The price of this contract will fluctuate based on the ups and downs of Bitcoin over time, but it’s guaranteed price to you based on your “future” best guess that it will be $50,000 at the end of its term.
The good news is that if Bitcoin went up to $100,000, you would have purchased it for $50,000.
The bad news is that if Bitcoin went down to $10,000, your futures contract would still be for $50,000 – a loss of $40,000.
If you currently trade with cryptocurrencies as part of your investment portfolio, crypto futures and derivatives might be an option.
But if you’re just getting started with cryptocurrencies and don’t understand how these financial instruments work or what they are, then it’s best not to dabble into them yet.
Who Would Crypto Futures And Derivatives Be Best Suited For?
These products are NOT intended for the average trader.
Anyone who has a deep understanding of trading and knowledge of Cryptocurrency could use these products to their advantage.
One must always do their own diligent research and map out a solid trading plan and risk mitigation strategy.
What Are Some Risks That Come With Trading In Crypto Futures And Derivatives?
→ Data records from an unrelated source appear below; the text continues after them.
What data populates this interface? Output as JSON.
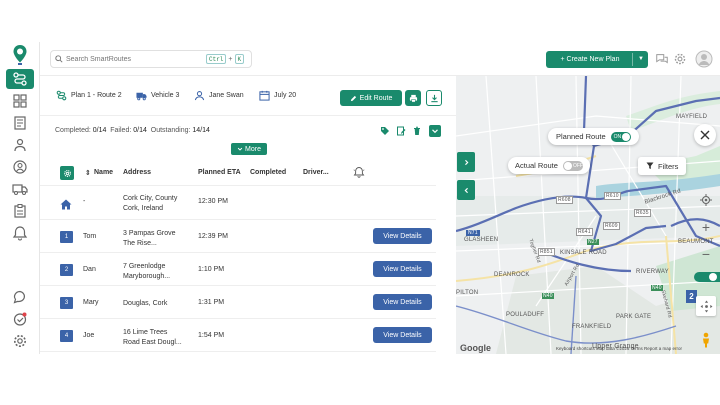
{
  "search": {
    "placeholder": "Search SmartRoutes",
    "kbd_ctrl": "Ctrl",
    "kbd_plus": "+",
    "kbd_k": "K"
  },
  "topbar": {
    "create_plan_label": "+ Create New Plan"
  },
  "route": {
    "plan_label": "Plan 1 - Route 2",
    "vehicle": "Vehicle 3",
    "driver": "Jane Swan",
    "date": "July 20",
    "edit_label": "Edit Route"
  },
  "stats": {
    "completed_label": "Completed:",
    "completed_value": "0/14",
    "failed_label": "Failed:",
    "failed_value": "0/14",
    "outstanding_label": "Outstanding:",
    "outstanding_value": "14/14"
  },
  "more_label": "More",
  "table": {
    "columns": [
      "Name",
      "Address",
      "Planned ETA",
      "Completed",
      "Driver..."
    ],
    "depot": {
      "name": "-",
      "address_line1": "Cork City, County",
      "address_line2": "Cork, Ireland",
      "eta": "12:30 PM"
    },
    "rows": [
      {
        "num": "1",
        "name": "Tom",
        "address_line1": "3 Pampas Grove",
        "address_line2": "The Rise...",
        "eta": "12:39 PM",
        "action": "View Details"
      },
      {
        "num": "2",
        "name": "Dan",
        "address_line1": "7 Greenlodge",
        "address_line2": "Maryborough...",
        "eta": "1:10 PM",
        "action": "View Details"
      },
      {
        "num": "3",
        "name": "Mary",
        "address_line1": "Douglas, Cork",
        "address_line2": "",
        "eta": "1:31 PM",
        "action": "View Details"
      },
      {
        "num": "4",
        "name": "Joe",
        "address_line1": "16 Lime Trees",
        "address_line2": "Road East Dougl...",
        "eta": "1:54 PM",
        "action": "View Details"
      }
    ]
  },
  "map": {
    "planned_route_label": "Planned Route",
    "planned_toggle": "ON",
    "actual_route_label": "Actual Route",
    "actual_toggle": "OFF",
    "filters_label": "Filters",
    "marker_label": "2",
    "labels": {
      "mayfield": "MAYFIELD",
      "blackrock_rd": "Blackrock Rd",
      "beaumont": "BEAUMONT",
      "glasheen": "GLASHEEN",
      "kinsale_road": "KINSALE ROAD",
      "deanrock": "DEANROCK",
      "riverway": "RIVERWAY",
      "pilton": "PILTON",
      "pouladuff": "POULADUFF",
      "park_gate": "PARK GATE",
      "frankfield": "FRANKFIELD",
      "upper_grange": "Upper Grange",
      "togher_rd": "Togher Rd",
      "airport_rd": "Airport Rd",
      "skehard_rd": "Skehard Rd",
      "n40": "N40",
      "n27": "N27",
      "r610": "R610",
      "r608": "R608",
      "r609": "R609",
      "r641": "R641",
      "r851": "R851",
      "r635": "R635",
      "n71": "N71",
      "n40b": "N40"
    },
    "google": "Google",
    "footer": "Keyboard shortcuts   Map data ©2026   Terms   Report a map error"
  },
  "colors": {
    "brand": "#1a8a6c",
    "row_button": "#3b63a8",
    "route_line": "#5b6fb3"
  }
}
Crypto futures and derivatives are trading products that use underlying Cryptocurrency as their value base.
The main difference between these trading products is that the trader agrees to buy a predetermined amount of an asset at a pre-set price on a specified date with a futures contract.
With a derivative, the trader will be holding or swapping an asset without actually owning it.
There are several risks associated with trading in crypto futures and derivatives. For starters, these products can be challenging to understand due to the complexity of the underlying market.
Secondly, as more people invest in these markets, volatility increases, as does the risk for all traders involved.
Finally, there is often no clear exit strategy for traders who wish to get out of these products before losing their shirts.
There are many risks to trading cryptos and a chance for you to make a profit. If you’re thinking of this type of investment, then it’s wise to educate yourself on the market and how it works first and foremost before taking any action.